A graduate of the Light University of Bujumbura in the Faculty of Communication for Development, Chancelle was a child journalist from 2012 to 2016. In 2019, the United Nations Development Program awarded this native of Kayanza the prize for the best volunteer of the year during the celebration of the International Volunteer Day. She has implemented the “Dusangire” project that won the 3rd place in a competition organized by the Ministry of Communication, Information Technologies and the Media for the most innovative young girls and women using ICT tools with a strong social impact. Today, she is the founder the non-profit organization Hope for a Better Future « HBF » whose mission is to promote, defend and protect children’s rights in Burundi.
Seeing her endeavor since 2018 in fighting for children’s rights, Chancelle is not only an excellent and dedicated activist but also has enriched the lives of the entire pigmy village of Busekera in Muramvya province where she started her organization. “Since 2019, our organization provides school materials to vulnerable kids especially pygmy and albino kids from four provinces namely Cibitoke, Gitega, Muramvya and Muyinga each school year. It also donates school benches to school located in rural areas”, she confides.
Advocacy throughout social media
Having been trained in 2015 on the use of social media for social change (“Social Media for Social Change”), Chancelle Bamuhaye decided to create accounts on different platforms in order to advocate for vulnerable children. She begins to spot children with serious illnesses. “I would take the photo and post it on social media with text calling for help. I started with a child from Ngozi who had a tumor in his eye. In less than 4 days I had already had the necessary sum (700 US dollars) and the child was treated in Rwanda. Now this child is cured,” she proudly tells us.
According to the activist Chancelle, using social media to advocate for disadvantaged children and carry their voice farhas helped many children. To date, her organization has so far more than 300 children whose education is on her care. “I took these few children because it fits with the means I currently have. I don’t want to give a child two copybooks and a pen at the start of the school year and then come back the next year not knowing if the two copybooks and a pen were able to cover the whole school year. All these children, I take care of them day by day. I have to know that such a child needs this or that throughout the school year”, she tells us .

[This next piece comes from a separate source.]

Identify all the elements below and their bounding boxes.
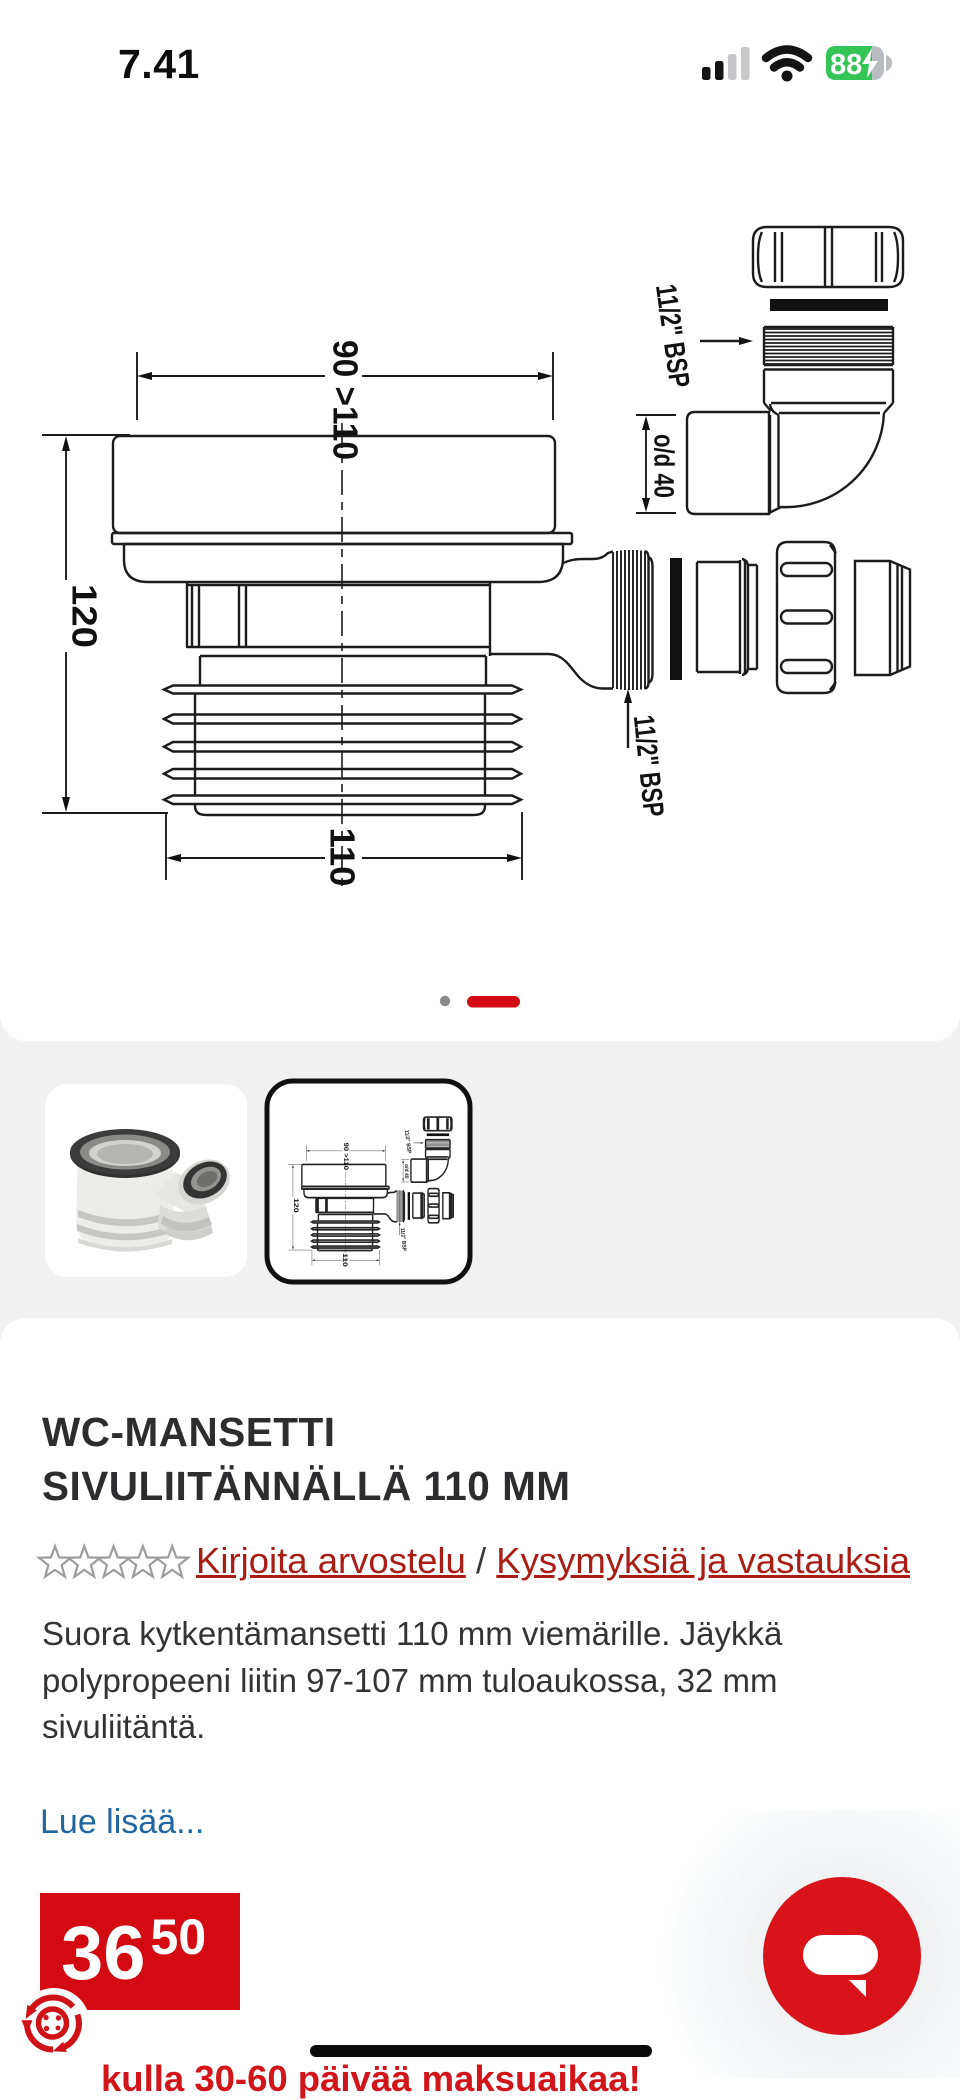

Dusangire project, the fruit of pity and compassion
When Chancelle arrived at the Busekera village in 2017 in Bukeye commune, Muramvya province, she was touched to learn that, in this village, no child had completed their studies. Even those who are at school today, they have never seen a teacher, engineer, doctor, … from this village who can serve as a reference for them to follow in his or her footsteps. « I wondered what I could do to help children from this village to go on studies and graduate. I thought doing something to give the chance to the children of this village to study and see their living conditions change one day”, she recounts.
It wasn’t until then January 2021 that Chancelle created, through her organization the Dusangire project which aimed to create a school canteen at that Batwa village of Busekera. Today, the canteen is feeding over 300 kids every day. “The goal of this canteen is to fight against school dropouts caused by hunger and also fight against malnutrition to under 5 years old.

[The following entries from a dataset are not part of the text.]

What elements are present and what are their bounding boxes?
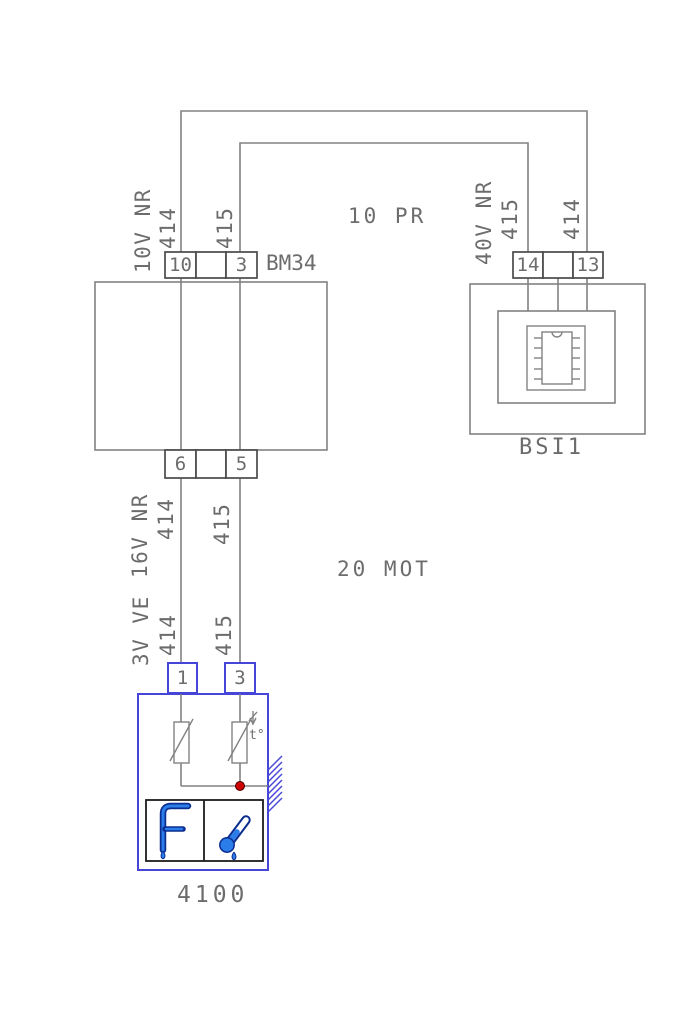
bm34-label: BM34: [266, 253, 317, 274]
harness-label-bm34-top: 10V NR: [133, 188, 154, 273]
wire-number-bm34-bottom-right: 415: [212, 503, 233, 545]
wire-number-bm34-top-left: 414: [158, 207, 179, 249]
bsi1-label: BSI1: [519, 437, 584, 459]
harness-label-sensor-top: 3V VE: [131, 595, 152, 666]
bm34-pin-6: 6: [165, 450, 196, 478]
zone-label-10pr: 10 PR: [348, 206, 426, 227]
thermistor-temperature-note: t°: [249, 729, 265, 742]
wire-number-bsi1-right: 414: [562, 198, 583, 240]
harness-label-bsi1: 40V NR: [474, 180, 495, 265]
wiring-diagram-page: 10V NR 414 415 40V NR 415 414 16V NR 414…: [0, 0, 700, 1020]
bm34-pin-10: 10: [165, 252, 196, 278]
sensor-4100-function-icons: [146, 800, 263, 861]
wiring-diagram-canvas: [0, 0, 700, 1020]
splice-junction-dot: [236, 782, 245, 791]
bm34-pin-3: 3: [226, 252, 257, 278]
wire-number-sensor-right: 415: [214, 614, 235, 656]
wire-number-bsi1-left: 415: [500, 198, 521, 240]
zone-label-20mot: 20 MOT: [337, 559, 431, 580]
harness-label-bm34-bottom: 16V NR: [130, 493, 151, 578]
bsi1-pin-13: 13: [573, 252, 603, 278]
sensor-4100-label: 4100: [177, 884, 248, 907]
bm34-pin-5: 5: [226, 450, 257, 478]
bsi1-pin-14: 14: [513, 252, 543, 278]
wire-number-bm34-bottom-left: 414: [156, 498, 177, 540]
chassis-ground-icon: [268, 756, 282, 812]
sensor-4100-pin-1: 1: [168, 663, 197, 693]
wire-number-bm34-top-right: 415: [215, 207, 236, 249]
wire-number-sensor-left: 414: [158, 614, 179, 656]
sensor-4100-pin-3: 3: [225, 663, 255, 693]
bm34-box: [95, 282, 327, 450]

Apart from feeding the children, Dusangire project is centered on and the granting of school materials to children from the Batwa community, children from poor families, children who have been in the street and who have been reintegrated into their families as well as empowering those children’s families.
“Through the Dusangire project, we just rent cultivable land and buy seeds while the parents of these children are the ones to cultivate fields until the harvest” she explains.

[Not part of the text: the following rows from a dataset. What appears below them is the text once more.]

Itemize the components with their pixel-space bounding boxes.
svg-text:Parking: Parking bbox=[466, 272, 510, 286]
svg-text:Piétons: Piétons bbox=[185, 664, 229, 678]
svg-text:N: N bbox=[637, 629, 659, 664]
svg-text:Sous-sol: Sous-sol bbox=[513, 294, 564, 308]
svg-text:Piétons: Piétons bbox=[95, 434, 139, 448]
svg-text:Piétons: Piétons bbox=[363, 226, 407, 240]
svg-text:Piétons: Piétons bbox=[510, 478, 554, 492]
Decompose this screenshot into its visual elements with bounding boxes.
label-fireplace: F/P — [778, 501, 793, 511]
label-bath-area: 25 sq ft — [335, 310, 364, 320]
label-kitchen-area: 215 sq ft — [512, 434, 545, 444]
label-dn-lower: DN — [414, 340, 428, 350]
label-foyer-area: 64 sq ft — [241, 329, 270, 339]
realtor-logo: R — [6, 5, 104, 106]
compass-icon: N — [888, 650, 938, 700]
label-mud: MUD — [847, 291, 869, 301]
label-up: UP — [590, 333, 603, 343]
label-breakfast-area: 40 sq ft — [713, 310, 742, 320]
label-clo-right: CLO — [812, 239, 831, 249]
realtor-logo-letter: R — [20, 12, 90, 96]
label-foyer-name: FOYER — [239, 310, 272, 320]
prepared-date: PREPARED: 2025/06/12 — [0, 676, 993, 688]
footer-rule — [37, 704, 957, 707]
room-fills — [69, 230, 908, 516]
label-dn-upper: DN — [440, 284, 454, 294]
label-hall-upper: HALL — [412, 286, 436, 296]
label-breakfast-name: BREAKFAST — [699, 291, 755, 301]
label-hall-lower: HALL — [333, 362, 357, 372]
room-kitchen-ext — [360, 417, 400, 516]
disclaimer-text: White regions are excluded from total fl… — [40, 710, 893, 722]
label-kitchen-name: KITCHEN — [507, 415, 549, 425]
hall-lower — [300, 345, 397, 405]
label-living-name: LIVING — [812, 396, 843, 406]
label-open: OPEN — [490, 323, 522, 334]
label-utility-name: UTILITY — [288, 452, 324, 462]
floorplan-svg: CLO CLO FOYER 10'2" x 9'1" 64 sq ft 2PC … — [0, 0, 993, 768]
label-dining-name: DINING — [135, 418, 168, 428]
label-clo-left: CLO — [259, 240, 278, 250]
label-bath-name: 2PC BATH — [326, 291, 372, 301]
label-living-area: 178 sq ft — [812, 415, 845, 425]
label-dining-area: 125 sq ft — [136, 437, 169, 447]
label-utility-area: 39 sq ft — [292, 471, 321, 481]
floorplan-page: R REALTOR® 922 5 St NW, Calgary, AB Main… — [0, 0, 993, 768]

Convinced that education is the key to a country’s development, the activist Chancelle says she is proud of the current level of her organization though there is still a long way to go. “I don’t have a child yet. But to see that there is a child who can count on me, to see that there are more than 300 children who, when they need a pen,copybook, uniform… come to me, I feel proud. It revives me, comforts me and strengthens me when I realize that I am contributing to the development of my community,” she rejoices.